Gassa d’Amante, è un album senza tempo. Mina esplora le molte sfumature della sua voce, senza inseguire la novità o l’eccesso richiesti dal ritmo frenetico della rete. Si concentra sul nuovo che trova dentro di sé, non su quello esterno.

Entrando nell’album, sembra che Massimiliano Pani voglia seguire con grande attenzione queste volontà attraverso le produzioni e gli arrangiamenti, anche qui senza tempo, senza seguire le mode del mercato e del sound dell’ultima ora, né cercando di imitare i fasti del passato (pensiamo ai contributi orchestrali meravigliosi di Morricone) o il fantastico suono beat dei primi anni ’60.
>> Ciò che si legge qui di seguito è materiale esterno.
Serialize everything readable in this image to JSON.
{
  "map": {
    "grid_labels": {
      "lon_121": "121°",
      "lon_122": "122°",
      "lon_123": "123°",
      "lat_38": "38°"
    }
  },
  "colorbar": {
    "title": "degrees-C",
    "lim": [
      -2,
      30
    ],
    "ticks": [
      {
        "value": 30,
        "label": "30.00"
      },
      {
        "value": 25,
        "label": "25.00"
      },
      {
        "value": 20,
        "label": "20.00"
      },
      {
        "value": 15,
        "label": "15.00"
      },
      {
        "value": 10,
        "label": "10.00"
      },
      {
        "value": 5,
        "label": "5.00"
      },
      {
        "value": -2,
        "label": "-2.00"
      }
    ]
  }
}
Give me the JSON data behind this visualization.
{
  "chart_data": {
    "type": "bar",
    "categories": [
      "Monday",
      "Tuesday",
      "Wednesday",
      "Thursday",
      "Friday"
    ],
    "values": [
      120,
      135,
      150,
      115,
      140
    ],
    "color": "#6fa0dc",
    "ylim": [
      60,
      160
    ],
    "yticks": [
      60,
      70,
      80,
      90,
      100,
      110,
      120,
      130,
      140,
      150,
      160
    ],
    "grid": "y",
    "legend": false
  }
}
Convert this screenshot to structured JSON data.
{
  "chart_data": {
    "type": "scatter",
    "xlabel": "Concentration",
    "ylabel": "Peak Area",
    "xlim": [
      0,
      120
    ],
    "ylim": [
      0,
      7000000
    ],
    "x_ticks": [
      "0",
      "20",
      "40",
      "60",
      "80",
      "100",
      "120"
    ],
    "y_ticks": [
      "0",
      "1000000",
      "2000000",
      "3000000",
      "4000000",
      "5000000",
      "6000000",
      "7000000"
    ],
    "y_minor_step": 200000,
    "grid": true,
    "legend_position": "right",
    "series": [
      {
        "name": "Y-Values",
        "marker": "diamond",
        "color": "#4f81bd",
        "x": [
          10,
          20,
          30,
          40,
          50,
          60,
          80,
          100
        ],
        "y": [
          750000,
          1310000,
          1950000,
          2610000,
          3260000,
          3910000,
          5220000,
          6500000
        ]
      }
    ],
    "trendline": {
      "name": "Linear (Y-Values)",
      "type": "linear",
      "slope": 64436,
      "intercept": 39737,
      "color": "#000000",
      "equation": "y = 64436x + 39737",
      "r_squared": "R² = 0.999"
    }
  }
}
A volte, il sound è più vagamente soft-rock, altre volte più tradizionale, ci si avvicina a diverse sonorità anche attuali, ma c’è sempre una direzione chiara della produzione: in Gassa d’Amante ogni arrangiamento è realizzato come una culla sonora per la voce di Mina senza mai porre in primo piano gli aspetti strumentali o le elaborazioni dell’elettronica.

L’elettronica qui è spesso pensata come “estensione nel tempo come nel pezzo Senza farmi male, scritto da Elisa, in cui le note lunghe di Mina vengono prolungate elettronicamente. In altri casi viene utilizzata come “estensione del timbro” della voce, come con l’uso del vocoder ed echi in Amami e basta, integrati con fasce elettroniche che “vestono” le traiettorie vocali. Interessante in questo brano notare la sospensione fascinosa delle strofe in opposizione ai momenti dinamici del ritornello che rimandano ad echi del drumming di Phil Collins (In the air tonight).

Ci sono canzoni, come Non smetto di aspettarti e Dispersa, nelle quali gli strumenti si muovono con cautela per porre in primo piano la voce e le sue fioriture.

In altri pezzi, come Per dirti t’amo, la voce è più integrata; nel refrain la voce viene raddoppiata e si inserisce nel tessuto strumentale con note prolungate in cui Mina “suona” la sua voce come uno strumento fra gli altri dell’ensemble.

Ne Il cuore si sbaglia ritroviamo una Mina più dinamica e sorniona, sostenuta dalla sezione ritmica virtuale di Franco Serafini.
Fa eccezione nel sound di questo album il pezzo L’amore vero, nel quale l’Orchestra Filarmonica Italiana, con un ottimo arrangiamento di Gabriele Comeglio, esalta gli aspetti più intimamente romantici della voce di Mina, che tuttavia non eccede mai; è allo stesso tempo intensa e misuratissima, usando grane vocali che creano “verità” senza scadere nella finzione “glicemica”.

Immagine di copertina dell’album GASSA D’AMANTE (2024) @Mauro Balletti. Foto per gentile concessione PDU Productions

Il brano più radiofonico, Buttalo via, che non a caso è stato scelto come singolo e che già ha avuto un notevole successo, scritto da Francesco Gabbani (e di cui si sente l’influenza nella conduzione melodico-armonica della scrittura) è forse quello che più restituisce Mina all’oggi. Il testo molto intimo e profondo sembra coinvolgerla al punto da dare una forza ancora maggiore alla sua espressione. Uno spazio speciale a un bell’assolo di chitarra di Luca Meneghello chiude in modo efficacissimo la canzone.

L’album raccoglie le mille voci di Mina, basta solo seguire il suo canto per trovare ad ogni passo mille piccoli e grandi tesori di questa artista misteriosa, non solo cantante, ma vera e propria ricercatrice.